Menurut Hadi, praktik penahanan ijazah dapat berdampak serius terhadap mobilitas sosial pekerja, terutama bagi mereka yang ingin mengembangkan karier atau meningkatkan kualitas hidup. “Dampaknya sangat signifikan terhadap pekerja. Mereka bisa terkekang di perusahaan tempat mereka bekerja saat ini dan tidak dapat dengan mudah berpindah kerja ke tempat lain,” ujarnya.

Hadi menjelaskan tindakan tersebut merupakan bentuk pemaksaan dari pengusaha terhadap pekerja. Menurut dia, kondisi tersebut kerap terjadi karena pekerja berada dalam posisi yang lemah dan membutuhkan pekerjaan, sehingga tidak memiliki banyak pilihan selain menuruti kebijakan perusahaan.

“Pekerja dipaksa karena kondisi yang mendesak dan kebutuhan akan pekerjaan. Jika tidak menuruti keinginan pengusaha, mereka terancam diberhentikan,” katanya. Pria yang menyandang gelar profesor ini juga menyayangkan belum adanya regulasi nasional tentang penahanan ijazah dalam hubungan kerja. Menurut dia, dari situ ada urgensi untuk menyusun regulasi yang lebih tegas dan jelas terkait hal ini.

“Kalau regulasi secara nasional, seperti dalam Undang-Undang, Peraturan Pemerintah, atau Peraturan Menteri, memang belum ada. Namun, khusus di Jawa Timur, terdapat aturan dalam Perda Nomor 8 Tahun 2016. Dalam Pasal 42 perda tersebut disebutkan bahwa pengusaha dilarang menahan dokumen pribadi milik pekerja seperti KTP, SIM, KK, dan ijazah,” kata dia.

Ia menjelaskan bahwa terdapat beberapa bentuk sanksi hukum yang dapat dikenakan kepada perusahaan yang melakukan praktik penahanan ijazah, baik yang berasal dari gugatan individu maupun penegakan hukum oleh negara.

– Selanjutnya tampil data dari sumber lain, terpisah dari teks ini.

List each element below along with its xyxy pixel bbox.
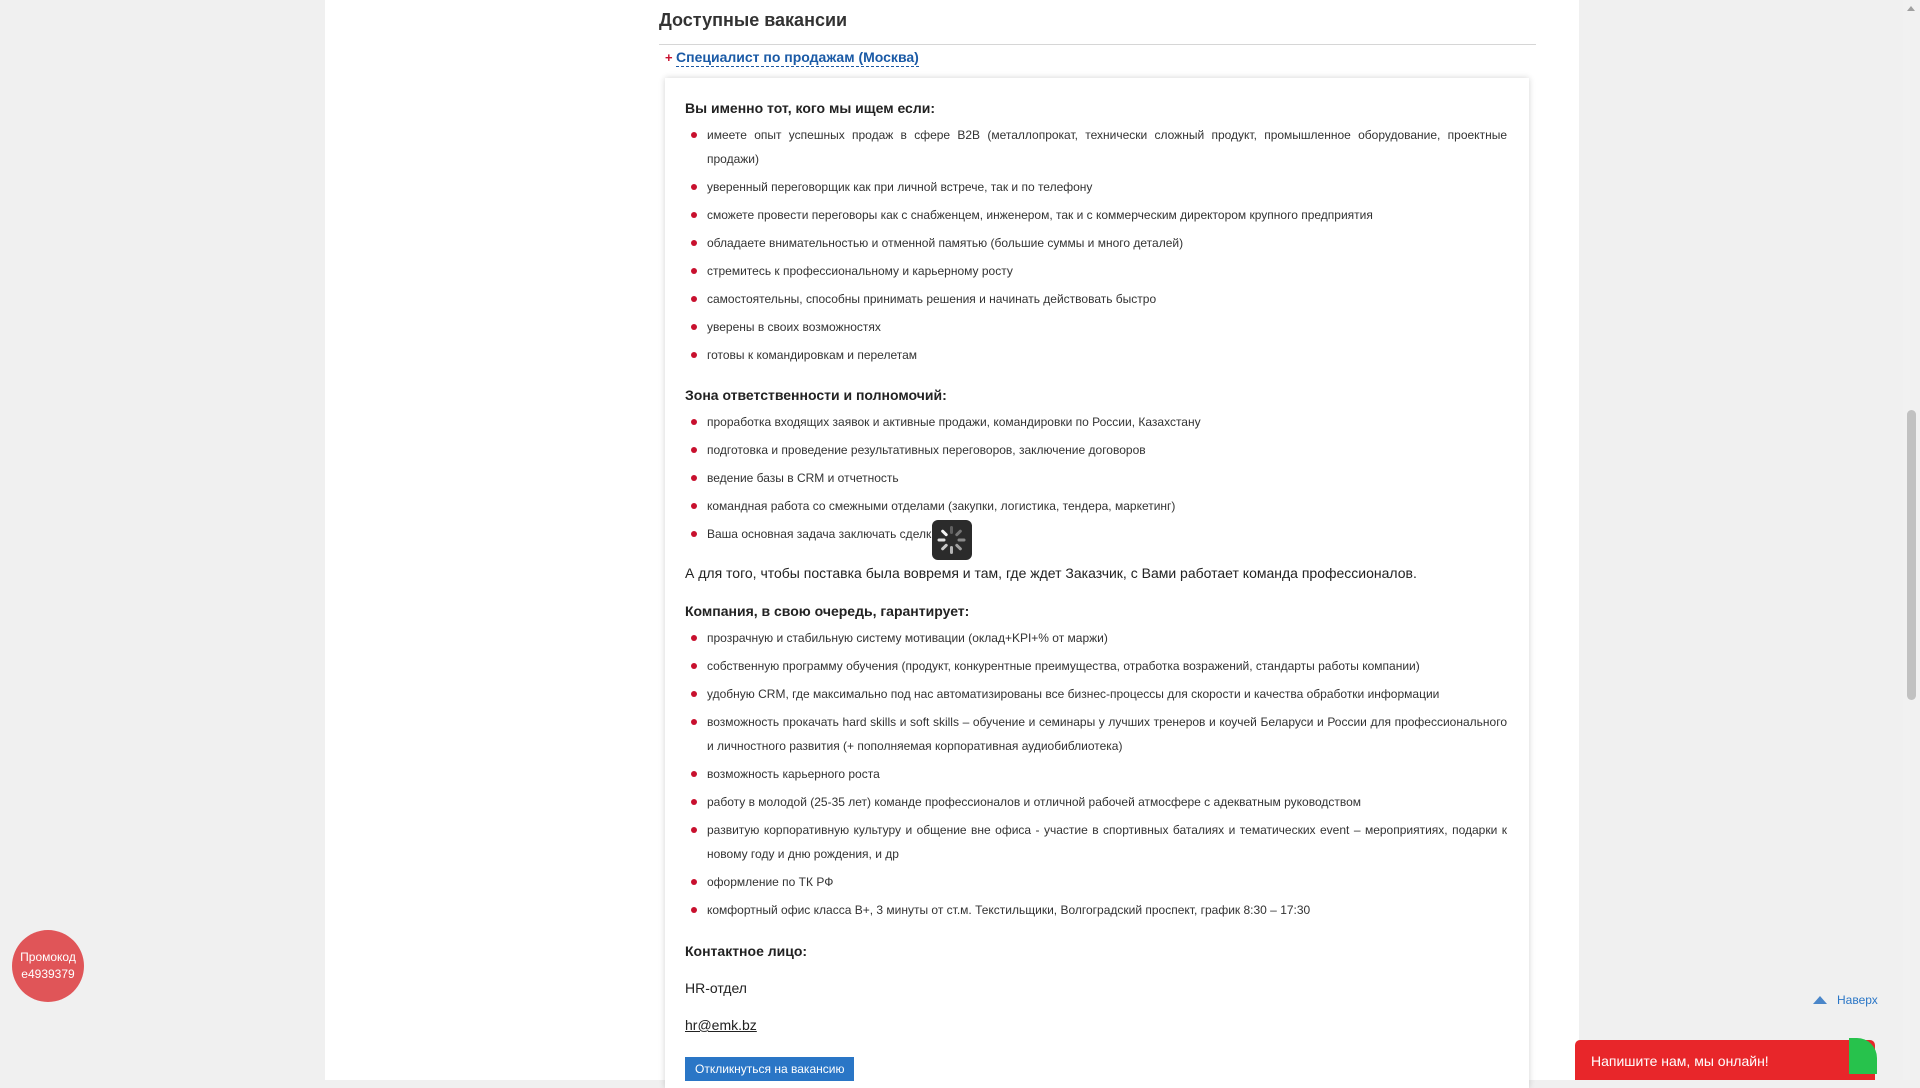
spinner-segment <box>950 546 953 554</box>
requirements-heading: Вы именно тот, кого мы ищем если: <box>685 100 935 116</box>
list-item: работу в молодой (25-35 лет) команде про… <box>685 790 1507 814</box>
list-item: развитую корпоративную культуру и общени… <box>685 818 1507 866</box>
list-item: обладаете внимательностью и отменной пам… <box>685 231 1507 255</box>
list-item: уверенный переговорщик как при личной вс… <box>685 175 1507 199</box>
list-item: возможность прокачать hard skills и soft… <box>685 710 1507 758</box>
list-item: имеете опыт успешных продаж в сфере B2B … <box>685 123 1507 171</box>
list-item: удобную CRM, где максимально под нас авт… <box>685 682 1507 706</box>
team-paragraph: А для того, чтобы поставка была вовремя … <box>685 565 1417 581</box>
contact-heading: Контактное лицо: <box>685 943 808 959</box>
list-item: прозрачную и стабильную систему мотиваци… <box>685 626 1507 650</box>
expand-toggle-icon[interactable]: + <box>665 50 673 65</box>
spinner-segment <box>954 529 963 537</box>
apply-button[interactable]: Откликнуться на вакансию <box>685 1057 855 1081</box>
spinner-segment <box>940 543 949 551</box>
list-item: стремитесь к профессиональному и карьерн… <box>685 259 1507 283</box>
list-item: комфортный офис класса B+, 3 минуты от с… <box>685 898 1507 922</box>
promo-label: Промокод <box>20 950 76 964</box>
vacancy-card: Вы именно тот, кого мы ищем если: имеете… <box>665 78 1529 1088</box>
list-item: уверены в своих возможностях <box>685 315 1507 339</box>
responsibilities-heading: Зона ответственности и полномочий: <box>685 387 947 403</box>
page-title: Доступные вакансии <box>659 10 848 30</box>
promo-code: e4939379 <box>21 967 75 981</box>
scrollbar-thumb[interactable] <box>1907 410 1916 700</box>
promo-code-badge[interactable]: Промокод e4939379 <box>12 930 84 1002</box>
loading-spinner-icon <box>932 520 972 560</box>
arrow-up-icon <box>1813 995 1827 1004</box>
list-item: ведение базы в CRM и отчетность <box>685 466 1507 490</box>
list-item: подготовка и проведение результативных п… <box>685 438 1507 462</box>
chat-widget[interactable]: Напишите нам, мы онлайн! <box>1575 1038 1877 1080</box>
list-item: собственную программу обучения (продукт,… <box>685 654 1507 678</box>
responsibilities-list: проработка входящих заявок и активные пр… <box>685 410 1507 550</box>
scroll-to-top-link[interactable]: Наверх <box>1813 993 1878 1007</box>
chat-label: Напишите нам, мы онлайн! <box>1591 1053 1769 1069</box>
spinner-segment <box>954 543 963 551</box>
list-item: сможете провести переговоры как с снабже… <box>685 203 1507 227</box>
scroll-up-arrow-icon[interactable] <box>1907 6 1915 11</box>
vacancy-title-link[interactable]: Специалист по продажам (Москва) <box>676 48 919 67</box>
requirements-list: имеете опыт успешных продаж в сфере B2B … <box>685 123 1507 371</box>
spinner-segment <box>937 538 946 542</box>
list-item: самостоятельны, способны принимать решен… <box>685 287 1507 311</box>
list-item: проработка входящих заявок и активные пр… <box>685 410 1507 434</box>
list-item: готовы к командировкам и перелетам <box>685 343 1507 367</box>
guarantees-list: прозрачную и стабильную систему мотиваци… <box>685 626 1507 926</box>
list-item: возможность карьерного роста <box>685 762 1507 786</box>
scrollbar[interactable] <box>1903 0 1920 1080</box>
chat-status-icon <box>1849 1038 1877 1074</box>
contact-email-link[interactable]: hr@emk.bz <box>685 1017 757 1033</box>
list-item: Ваша основная задача заключать сделки <box>685 522 1507 546</box>
spinner-segment <box>957 538 966 542</box>
contact-department: HR-отдел <box>685 980 747 996</box>
list-item: командная работа со смежными отделами (з… <box>685 494 1507 518</box>
spinner-segment <box>950 526 953 534</box>
scroll-to-top-label: Наверх <box>1837 993 1878 1007</box>
list-item: оформление по ТК РФ <box>685 870 1507 894</box>
guarantees-heading: Компания, в свою очередь, гарантирует: <box>685 603 970 619</box>
spinner-segment <box>940 529 949 537</box>
divider <box>659 44 1536 45</box>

“Sanksi hukumnya bisa berupa sanksi perdata, di mana pengusaha dapat digugat oleh pekerja ke Pengadilan Hubungan Industrial (PHI). Selain itu, pengawas ketenagakerjaan di Dinas Tenaga Kerja provinsi atau Kementerian Ketenagakerjaan juga dapat memberikan sanksi administratif. Bahkan, sesuai Perda Jawa Timur tersebut, pelaku juga bisa dikenakan pidana berupa kurungan,” ujarnya.